Why Republicans don't have an alternative health-care bill
The worst thing that could happen to Democrats at tomorrow's summit would be for Republicans to arrive with a credible compromise. If they put the Coburn-Ryan-Nunes-Burr proposal on the table, that could split Democrats pretty neatly. It's not a great bill, but nor is it six buzzwords and a cover page masquerading as a policy.
But the word on the street is that they won't do that. It's not that hard to see why: Real bills come with real weaknesses. The Coburn-Ryan-Nunes-Burr proposal repeals the employer tax exclusion and converts it to a refundable tax credit. That's actually good policy, but it's unpopular policy. And Republicans have made a decision not to offer good policies that have unpopular elements. As my colleagues Shailagh Murray and Perry Bacon Jr. report, the relevant talks happened way back in August:
As Democratic proposals began to take shape last spring, Republicans were holding their own internal discussions about how to approach the health-care debate. Some wanted to offer a path to universal health care centered on conservative, market-based ideas, while others favored more targeted, incremental legislation to correct fundamental flaws in the system. Others embraced a strategy that focused solely on attacking ideas put forth by Democrats.

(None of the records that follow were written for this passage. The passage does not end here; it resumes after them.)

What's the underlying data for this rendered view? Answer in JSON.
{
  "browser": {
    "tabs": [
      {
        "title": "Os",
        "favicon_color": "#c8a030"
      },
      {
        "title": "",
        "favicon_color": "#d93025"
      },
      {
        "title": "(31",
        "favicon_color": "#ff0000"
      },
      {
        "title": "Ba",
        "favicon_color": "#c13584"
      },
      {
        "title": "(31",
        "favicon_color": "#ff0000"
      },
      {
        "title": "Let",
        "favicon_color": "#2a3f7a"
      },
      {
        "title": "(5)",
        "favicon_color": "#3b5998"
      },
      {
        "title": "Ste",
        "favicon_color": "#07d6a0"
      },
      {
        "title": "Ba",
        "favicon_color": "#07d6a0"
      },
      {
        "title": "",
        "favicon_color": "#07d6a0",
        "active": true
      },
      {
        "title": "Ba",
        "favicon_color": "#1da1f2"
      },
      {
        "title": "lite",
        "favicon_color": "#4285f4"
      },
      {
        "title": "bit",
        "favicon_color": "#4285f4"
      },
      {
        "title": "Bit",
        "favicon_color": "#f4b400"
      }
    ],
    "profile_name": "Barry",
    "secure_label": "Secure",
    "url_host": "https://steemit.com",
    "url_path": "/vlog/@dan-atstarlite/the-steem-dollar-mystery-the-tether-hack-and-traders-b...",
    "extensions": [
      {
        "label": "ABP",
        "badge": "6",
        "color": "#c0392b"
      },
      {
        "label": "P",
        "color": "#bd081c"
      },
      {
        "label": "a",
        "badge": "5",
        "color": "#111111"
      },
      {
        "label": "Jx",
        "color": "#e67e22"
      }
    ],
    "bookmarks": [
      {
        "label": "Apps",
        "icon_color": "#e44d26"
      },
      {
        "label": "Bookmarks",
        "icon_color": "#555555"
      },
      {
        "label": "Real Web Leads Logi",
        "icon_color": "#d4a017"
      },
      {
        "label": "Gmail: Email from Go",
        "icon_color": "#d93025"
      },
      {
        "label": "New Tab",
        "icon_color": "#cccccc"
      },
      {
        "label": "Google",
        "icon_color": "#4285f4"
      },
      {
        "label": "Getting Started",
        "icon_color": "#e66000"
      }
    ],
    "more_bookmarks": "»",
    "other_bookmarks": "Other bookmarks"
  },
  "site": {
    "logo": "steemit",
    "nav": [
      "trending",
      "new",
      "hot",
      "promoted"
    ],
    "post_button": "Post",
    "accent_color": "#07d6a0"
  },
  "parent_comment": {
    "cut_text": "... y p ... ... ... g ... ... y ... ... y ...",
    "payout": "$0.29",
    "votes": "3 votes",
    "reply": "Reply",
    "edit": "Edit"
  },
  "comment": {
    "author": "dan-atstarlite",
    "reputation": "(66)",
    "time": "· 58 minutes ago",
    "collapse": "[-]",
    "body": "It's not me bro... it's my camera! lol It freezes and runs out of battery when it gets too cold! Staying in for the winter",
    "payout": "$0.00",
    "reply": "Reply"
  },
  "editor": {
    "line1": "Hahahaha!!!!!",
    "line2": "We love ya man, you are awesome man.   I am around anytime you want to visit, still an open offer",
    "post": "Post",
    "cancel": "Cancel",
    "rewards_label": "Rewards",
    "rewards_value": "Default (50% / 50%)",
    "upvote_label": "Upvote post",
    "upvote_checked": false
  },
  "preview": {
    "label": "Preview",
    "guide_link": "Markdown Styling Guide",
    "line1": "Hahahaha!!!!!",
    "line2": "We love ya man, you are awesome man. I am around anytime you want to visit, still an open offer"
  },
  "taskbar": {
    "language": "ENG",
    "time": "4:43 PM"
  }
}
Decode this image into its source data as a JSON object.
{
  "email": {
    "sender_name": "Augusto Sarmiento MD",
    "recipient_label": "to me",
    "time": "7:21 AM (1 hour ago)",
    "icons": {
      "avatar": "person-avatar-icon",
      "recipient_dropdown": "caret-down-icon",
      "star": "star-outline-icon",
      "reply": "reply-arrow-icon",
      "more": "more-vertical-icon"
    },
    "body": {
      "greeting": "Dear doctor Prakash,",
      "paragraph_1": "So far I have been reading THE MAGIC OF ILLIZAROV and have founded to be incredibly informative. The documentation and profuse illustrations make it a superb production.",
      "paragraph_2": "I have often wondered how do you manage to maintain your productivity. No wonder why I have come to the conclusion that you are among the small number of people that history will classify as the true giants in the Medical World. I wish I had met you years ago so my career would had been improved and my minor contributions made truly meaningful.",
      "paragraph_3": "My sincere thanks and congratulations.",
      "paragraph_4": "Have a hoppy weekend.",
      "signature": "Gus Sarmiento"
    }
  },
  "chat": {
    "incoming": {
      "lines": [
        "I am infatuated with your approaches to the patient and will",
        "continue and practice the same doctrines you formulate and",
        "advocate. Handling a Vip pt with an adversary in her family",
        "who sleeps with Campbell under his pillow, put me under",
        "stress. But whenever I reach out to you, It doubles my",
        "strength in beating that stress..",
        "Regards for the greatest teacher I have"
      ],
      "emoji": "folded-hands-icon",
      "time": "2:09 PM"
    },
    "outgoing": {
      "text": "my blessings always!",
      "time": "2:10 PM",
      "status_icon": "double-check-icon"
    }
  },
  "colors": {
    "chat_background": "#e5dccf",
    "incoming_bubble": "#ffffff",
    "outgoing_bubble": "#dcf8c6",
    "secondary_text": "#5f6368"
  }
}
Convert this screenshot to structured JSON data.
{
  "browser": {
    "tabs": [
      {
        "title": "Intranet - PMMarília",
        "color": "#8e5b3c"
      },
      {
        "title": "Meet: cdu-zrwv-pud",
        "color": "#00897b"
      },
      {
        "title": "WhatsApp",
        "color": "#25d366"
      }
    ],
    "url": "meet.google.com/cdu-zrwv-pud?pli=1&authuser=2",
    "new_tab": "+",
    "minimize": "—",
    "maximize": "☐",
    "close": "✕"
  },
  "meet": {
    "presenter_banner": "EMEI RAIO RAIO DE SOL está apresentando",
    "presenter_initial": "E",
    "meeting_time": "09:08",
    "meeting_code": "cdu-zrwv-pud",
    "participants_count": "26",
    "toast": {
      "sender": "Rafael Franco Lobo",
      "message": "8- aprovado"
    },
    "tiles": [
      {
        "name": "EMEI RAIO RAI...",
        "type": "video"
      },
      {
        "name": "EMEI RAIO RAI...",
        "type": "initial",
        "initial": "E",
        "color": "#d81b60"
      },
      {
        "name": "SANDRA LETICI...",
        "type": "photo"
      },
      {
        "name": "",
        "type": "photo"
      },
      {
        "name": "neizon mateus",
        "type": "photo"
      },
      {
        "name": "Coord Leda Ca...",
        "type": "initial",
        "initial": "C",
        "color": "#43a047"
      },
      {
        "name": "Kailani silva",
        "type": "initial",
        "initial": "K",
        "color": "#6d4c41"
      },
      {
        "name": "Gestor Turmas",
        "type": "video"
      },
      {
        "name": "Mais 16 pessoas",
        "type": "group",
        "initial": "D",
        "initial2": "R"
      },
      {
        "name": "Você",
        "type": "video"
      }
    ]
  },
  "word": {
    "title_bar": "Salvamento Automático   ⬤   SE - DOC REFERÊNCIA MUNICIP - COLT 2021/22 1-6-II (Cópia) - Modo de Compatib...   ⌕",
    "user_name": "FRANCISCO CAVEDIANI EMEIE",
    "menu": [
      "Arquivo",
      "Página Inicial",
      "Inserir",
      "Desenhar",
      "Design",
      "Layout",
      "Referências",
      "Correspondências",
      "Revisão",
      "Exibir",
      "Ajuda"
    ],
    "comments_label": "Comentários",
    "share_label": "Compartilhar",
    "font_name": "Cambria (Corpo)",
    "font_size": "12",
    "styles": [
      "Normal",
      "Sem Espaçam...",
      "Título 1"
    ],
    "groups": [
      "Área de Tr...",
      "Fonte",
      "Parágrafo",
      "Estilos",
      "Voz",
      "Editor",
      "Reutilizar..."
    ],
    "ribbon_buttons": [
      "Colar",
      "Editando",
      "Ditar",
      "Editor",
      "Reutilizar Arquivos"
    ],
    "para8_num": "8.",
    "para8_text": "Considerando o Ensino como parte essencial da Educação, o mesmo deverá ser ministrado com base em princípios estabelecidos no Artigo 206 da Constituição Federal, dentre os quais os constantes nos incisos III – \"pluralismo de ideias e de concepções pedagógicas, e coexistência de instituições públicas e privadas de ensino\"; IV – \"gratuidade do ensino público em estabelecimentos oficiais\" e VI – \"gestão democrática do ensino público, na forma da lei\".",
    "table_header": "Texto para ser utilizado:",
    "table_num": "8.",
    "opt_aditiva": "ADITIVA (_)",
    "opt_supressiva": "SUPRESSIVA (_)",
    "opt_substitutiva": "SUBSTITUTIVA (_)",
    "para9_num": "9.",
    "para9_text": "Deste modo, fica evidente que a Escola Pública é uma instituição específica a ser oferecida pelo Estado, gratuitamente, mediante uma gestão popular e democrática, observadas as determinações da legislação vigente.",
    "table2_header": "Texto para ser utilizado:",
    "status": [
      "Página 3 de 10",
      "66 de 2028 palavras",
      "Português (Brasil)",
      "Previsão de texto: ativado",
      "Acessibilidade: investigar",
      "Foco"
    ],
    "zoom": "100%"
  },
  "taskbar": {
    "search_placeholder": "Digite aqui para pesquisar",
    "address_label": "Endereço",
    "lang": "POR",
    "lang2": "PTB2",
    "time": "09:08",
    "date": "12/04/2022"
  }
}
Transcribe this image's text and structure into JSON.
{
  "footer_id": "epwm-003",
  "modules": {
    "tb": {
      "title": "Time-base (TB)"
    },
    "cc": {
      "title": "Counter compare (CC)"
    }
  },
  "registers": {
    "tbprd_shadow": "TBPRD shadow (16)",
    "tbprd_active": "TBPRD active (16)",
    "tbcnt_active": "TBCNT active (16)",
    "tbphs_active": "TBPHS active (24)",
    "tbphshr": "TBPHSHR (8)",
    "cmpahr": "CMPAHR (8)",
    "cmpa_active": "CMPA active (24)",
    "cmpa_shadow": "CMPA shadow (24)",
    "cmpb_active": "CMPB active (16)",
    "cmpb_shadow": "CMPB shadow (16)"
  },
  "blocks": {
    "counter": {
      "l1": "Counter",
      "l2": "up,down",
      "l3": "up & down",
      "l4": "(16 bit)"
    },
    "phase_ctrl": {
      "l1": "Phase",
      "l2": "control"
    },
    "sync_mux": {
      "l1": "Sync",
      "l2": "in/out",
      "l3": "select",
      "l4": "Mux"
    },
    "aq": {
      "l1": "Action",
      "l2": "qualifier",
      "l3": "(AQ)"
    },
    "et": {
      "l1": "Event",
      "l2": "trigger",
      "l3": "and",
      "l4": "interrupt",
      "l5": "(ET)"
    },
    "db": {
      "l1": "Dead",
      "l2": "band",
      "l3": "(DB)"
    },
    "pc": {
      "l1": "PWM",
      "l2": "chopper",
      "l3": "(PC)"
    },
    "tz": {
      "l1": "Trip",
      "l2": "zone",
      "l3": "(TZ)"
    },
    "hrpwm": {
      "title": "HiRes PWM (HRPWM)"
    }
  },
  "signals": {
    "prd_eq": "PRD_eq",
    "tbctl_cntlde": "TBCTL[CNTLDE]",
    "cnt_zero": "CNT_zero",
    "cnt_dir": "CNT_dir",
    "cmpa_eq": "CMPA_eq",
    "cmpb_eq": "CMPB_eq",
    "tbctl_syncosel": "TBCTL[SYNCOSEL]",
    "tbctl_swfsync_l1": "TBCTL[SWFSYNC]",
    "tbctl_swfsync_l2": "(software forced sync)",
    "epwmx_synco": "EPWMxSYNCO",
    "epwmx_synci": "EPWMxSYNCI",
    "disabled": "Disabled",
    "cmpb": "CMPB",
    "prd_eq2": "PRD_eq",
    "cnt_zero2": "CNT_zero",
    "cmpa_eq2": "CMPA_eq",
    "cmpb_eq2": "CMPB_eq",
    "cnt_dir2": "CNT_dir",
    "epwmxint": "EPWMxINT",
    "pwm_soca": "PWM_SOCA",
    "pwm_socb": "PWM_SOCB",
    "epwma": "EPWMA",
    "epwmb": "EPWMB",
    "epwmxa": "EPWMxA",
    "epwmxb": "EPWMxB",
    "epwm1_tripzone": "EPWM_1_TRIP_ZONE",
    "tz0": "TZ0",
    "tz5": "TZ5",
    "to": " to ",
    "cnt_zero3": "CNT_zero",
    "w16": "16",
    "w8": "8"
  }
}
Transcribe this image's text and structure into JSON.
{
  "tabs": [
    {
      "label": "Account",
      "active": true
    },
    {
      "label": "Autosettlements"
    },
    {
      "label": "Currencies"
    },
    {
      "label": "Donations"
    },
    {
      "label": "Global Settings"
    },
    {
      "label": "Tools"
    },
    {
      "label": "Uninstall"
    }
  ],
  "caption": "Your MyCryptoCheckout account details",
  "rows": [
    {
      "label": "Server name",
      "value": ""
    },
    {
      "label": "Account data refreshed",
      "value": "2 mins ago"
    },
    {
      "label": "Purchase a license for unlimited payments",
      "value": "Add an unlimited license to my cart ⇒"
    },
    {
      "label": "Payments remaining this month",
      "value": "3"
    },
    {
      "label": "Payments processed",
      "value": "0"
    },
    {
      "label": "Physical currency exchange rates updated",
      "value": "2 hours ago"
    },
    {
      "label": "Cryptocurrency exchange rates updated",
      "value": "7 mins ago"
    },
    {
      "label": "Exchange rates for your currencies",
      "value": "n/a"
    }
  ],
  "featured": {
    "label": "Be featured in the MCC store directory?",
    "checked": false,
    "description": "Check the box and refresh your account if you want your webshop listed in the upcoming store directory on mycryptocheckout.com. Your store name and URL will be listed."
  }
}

The raucous town hall meetings of the August congressional recess, driven largely by opposition to widespread health-care reform proposals, ended that debate. The three GOP senators who had been negotiating with Senate Democrats backed away from the table, and GOP leaders shelved the idea of offering a broad alternative overhaul proposal.
It's very hard to find an acceptable compromise between "let's actually do something about this major problem" and "let's make it official party policy that we will not propose any solutions that will do something about this major problem."